Fukushima: Abe somme Tepco de régler le problème des fuites d'eau | Tout est relatant | Scoop.it

Le Premier ministre japonais Shinzo Abe s'est rendu jeudi à la centrale de Fukushima où il a sommé la compagnie Tepco de lui fournir un calendrier de règlement des fuites d'eau radioactive, un problème qui suscite l'inquiétude dans le monde entier.

 

Le Premier ministre japonais Shinzo Abe s'est rendu jeudi à la centrale deFukushima où il a sommé la compagnie Tepco de lui fournir un calendrier de règlement des fuites d'eau radioactive, un problème qui suscite l'inquiétude dans le monde entier.

Il s'agit de sa deuxième visite dans ce complexe atomique ravagé par le tsunami du 11 mars 2011 depuis sa prise de fonction le 26 décembre dernier. Auréolé de la victoire écrasante de son Parti libéral démocrate (PLD, droite) sur ses adversaires de centre-gauche, il s'était rendu à la centrale trois jours seulement après son arrivée au pouvoir.

Mais cette fois, c'est un Shinzo Abe davantage sous pression qui est revenu sur les lieux de la pire catastrophe nucléaire depuis celle de Tchernobyl en 1986.

Du coup, M. Abe a profité de ce déplacement très médiatisée pour ordonner à l'exploitant, Tokyo Electric Power (Tepco), de régler une fois pour toutes "le problème de fuites d'eau" contaminée et de "fixer un calendrier".

Gouvernement sous le feu des critiques

Car son gouvernement, comme d'ailleurs Tepco qui a très longtemps tardé à reconnaître la gravité de la situation et des rejets massifs d'eau contaminée dans l'océan Pacifique, sont sous le feu des critiques depuis des semaines pour leur gestion de cette crise.

Face à la persistance inquiétante du problème des fuites d'eau contaminée qui se déverse massivement dans l'océan Pacifique voisin, des medias ont encore récemment épinglé le Premier ministre, notamment pour avoir affirmé devant le Comité international olympique (CIO) le 7 septembre que la situation était "sous contrôle".

Venu à Buenos Aires défendre avec succès la candidature de Tokyo pour l'organisation des JO 2020, il avait même assuré que les effets des fuites étaient "bloqués dans les 0,3 km2 du port de la centrale".

Ses déclarations, visiblement faites pour enlever la décision du CIO, avaient choqué nombre de Japonais.
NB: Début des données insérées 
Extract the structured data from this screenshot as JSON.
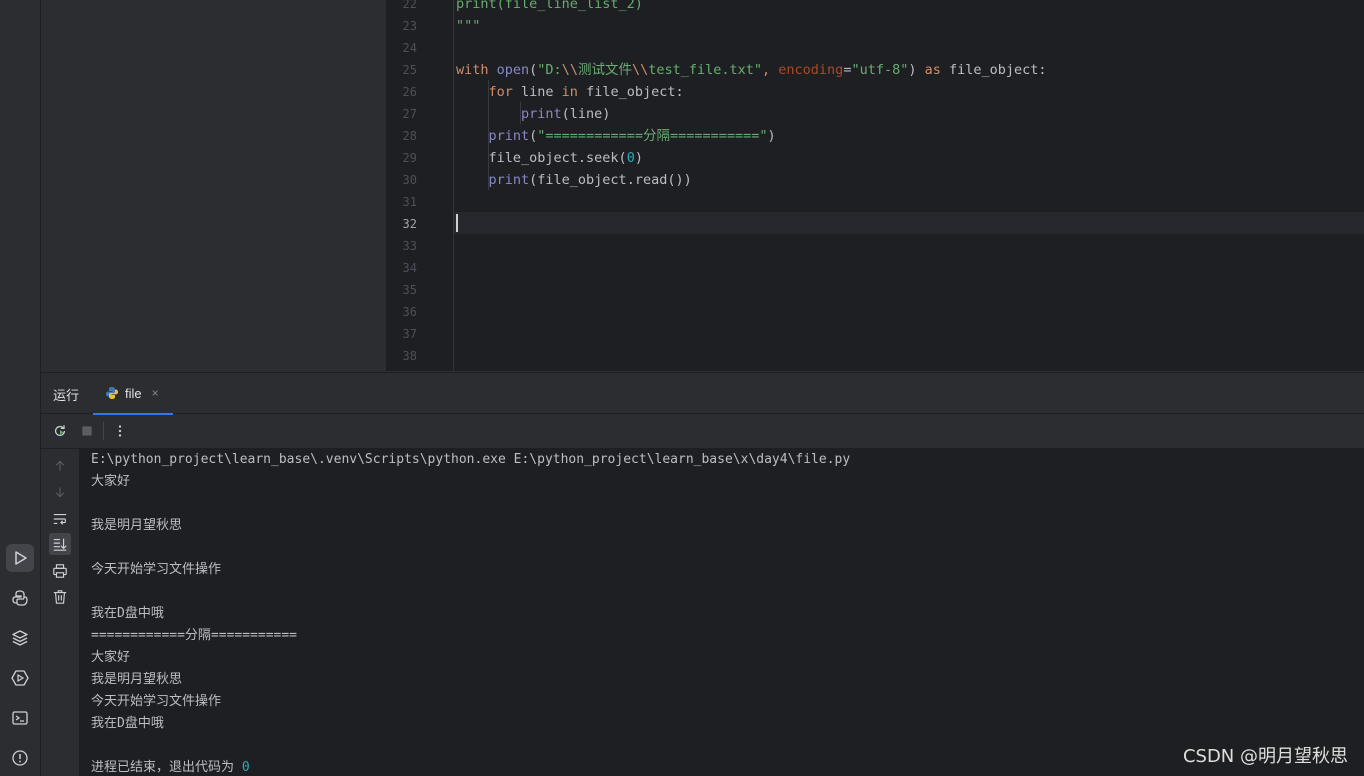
{
  "toolbar_icons": [
    {
      "name": "run-icon",
      "active": true
    },
    {
      "name": "python-console-icon",
      "active": false
    },
    {
      "name": "python-packages-icon",
      "active": false
    },
    {
      "name": "services-icon",
      "active": false
    },
    {
      "name": "terminal-icon",
      "active": false
    },
    {
      "name": "problems-icon",
      "active": false
    }
  ],
  "editor": {
    "current_line": "32",
    "lines": [
      {
        "n": "22",
        "tokens": [
          {
            "t": "print(file_line_list_2)",
            "c": "str"
          }
        ]
      },
      {
        "n": "23",
        "tokens": [
          {
            "t": "\"\"\"",
            "c": "str"
          }
        ]
      },
      {
        "n": "24",
        "tokens": []
      },
      {
        "n": "25",
        "tokens": [
          {
            "t": "with ",
            "c": "kw"
          },
          {
            "t": "open",
            "c": "fn"
          },
          {
            "t": "(",
            "c": ""
          },
          {
            "t": "\"D:",
            "c": "str"
          },
          {
            "t": "\\\\",
            "c": "esc"
          },
          {
            "t": "测试文件",
            "c": "str"
          },
          {
            "t": "\\\\",
            "c": "esc"
          },
          {
            "t": "test_file.txt\"",
            "c": "str"
          },
          {
            "t": ", ",
            "c": "kw"
          },
          {
            "t": "encoding",
            "c": "param"
          },
          {
            "t": "=",
            "c": ""
          },
          {
            "t": "\"utf-8\"",
            "c": "str"
          },
          {
            "t": ") ",
            "c": ""
          },
          {
            "t": "as ",
            "c": "kw"
          },
          {
            "t": "file_object:",
            "c": ""
          }
        ]
      },
      {
        "n": "26",
        "tokens": [
          {
            "t": "    ",
            "c": ""
          },
          {
            "t": "for ",
            "c": "kw"
          },
          {
            "t": "line ",
            "c": ""
          },
          {
            "t": "in ",
            "c": "kw"
          },
          {
            "t": "file_object:",
            "c": ""
          }
        ]
      },
      {
        "n": "27",
        "tokens": [
          {
            "t": "        ",
            "c": ""
          },
          {
            "t": "print",
            "c": "fn"
          },
          {
            "t": "(line)",
            "c": ""
          }
        ]
      },
      {
        "n": "28",
        "tokens": [
          {
            "t": "    ",
            "c": ""
          },
          {
            "t": "print",
            "c": "fn"
          },
          {
            "t": "(",
            "c": ""
          },
          {
            "t": "\"============分隔===========\"",
            "c": "str"
          },
          {
            "t": ")",
            "c": ""
          }
        ]
      },
      {
        "n": "29",
        "tokens": [
          {
            "t": "    file_object.seek(",
            "c": ""
          },
          {
            "t": "0",
            "c": "num"
          },
          {
            "t": ")",
            "c": ""
          }
        ]
      },
      {
        "n": "30",
        "tokens": [
          {
            "t": "    ",
            "c": ""
          },
          {
            "t": "print",
            "c": "fn"
          },
          {
            "t": "(file_object.read())",
            "c": ""
          }
        ]
      },
      {
        "n": "31",
        "tokens": []
      },
      {
        "n": "32",
        "tokens": []
      },
      {
        "n": "33",
        "tokens": []
      },
      {
        "n": "34",
        "tokens": []
      },
      {
        "n": "35",
        "tokens": []
      },
      {
        "n": "36",
        "tokens": []
      },
      {
        "n": "37",
        "tokens": []
      },
      {
        "n": "38",
        "tokens": []
      }
    ]
  },
  "run_window": {
    "title": "运行",
    "tab_label": "file",
    "tab_close": "×",
    "console_lines": [
      "E:\\python_project\\learn_base\\.venv\\Scripts\\python.exe E:\\python_project\\learn_base\\x\\day4\\file.py",
      "大家好",
      "",
      "我是明月望秋思",
      "",
      "今天开始学习文件操作",
      "",
      "我在D盘中哦",
      "============分隔===========",
      "大家好",
      "我是明月望秋思",
      "今天开始学习文件操作",
      "我在D盘中哦",
      "",
      "进程已结束，退出代码为 "
    ],
    "exit_code": "0"
  },
  "watermark": "CSDN @明月望秋思"
}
Mais pour le Nikkei, premier quotidien économique du pays, les actions entreprises ne sont pas à la hauteur de l'urgence de la situation.

"Le Premier ministre a affirmé devant le CIO que le problème de l'eau à Fukushima était sous contrôle, mais ce n'est pas des mots d'apparence, ce sont des mesures concrètes qui sont nécessaires", écrivait ce journal il y a quelques jours.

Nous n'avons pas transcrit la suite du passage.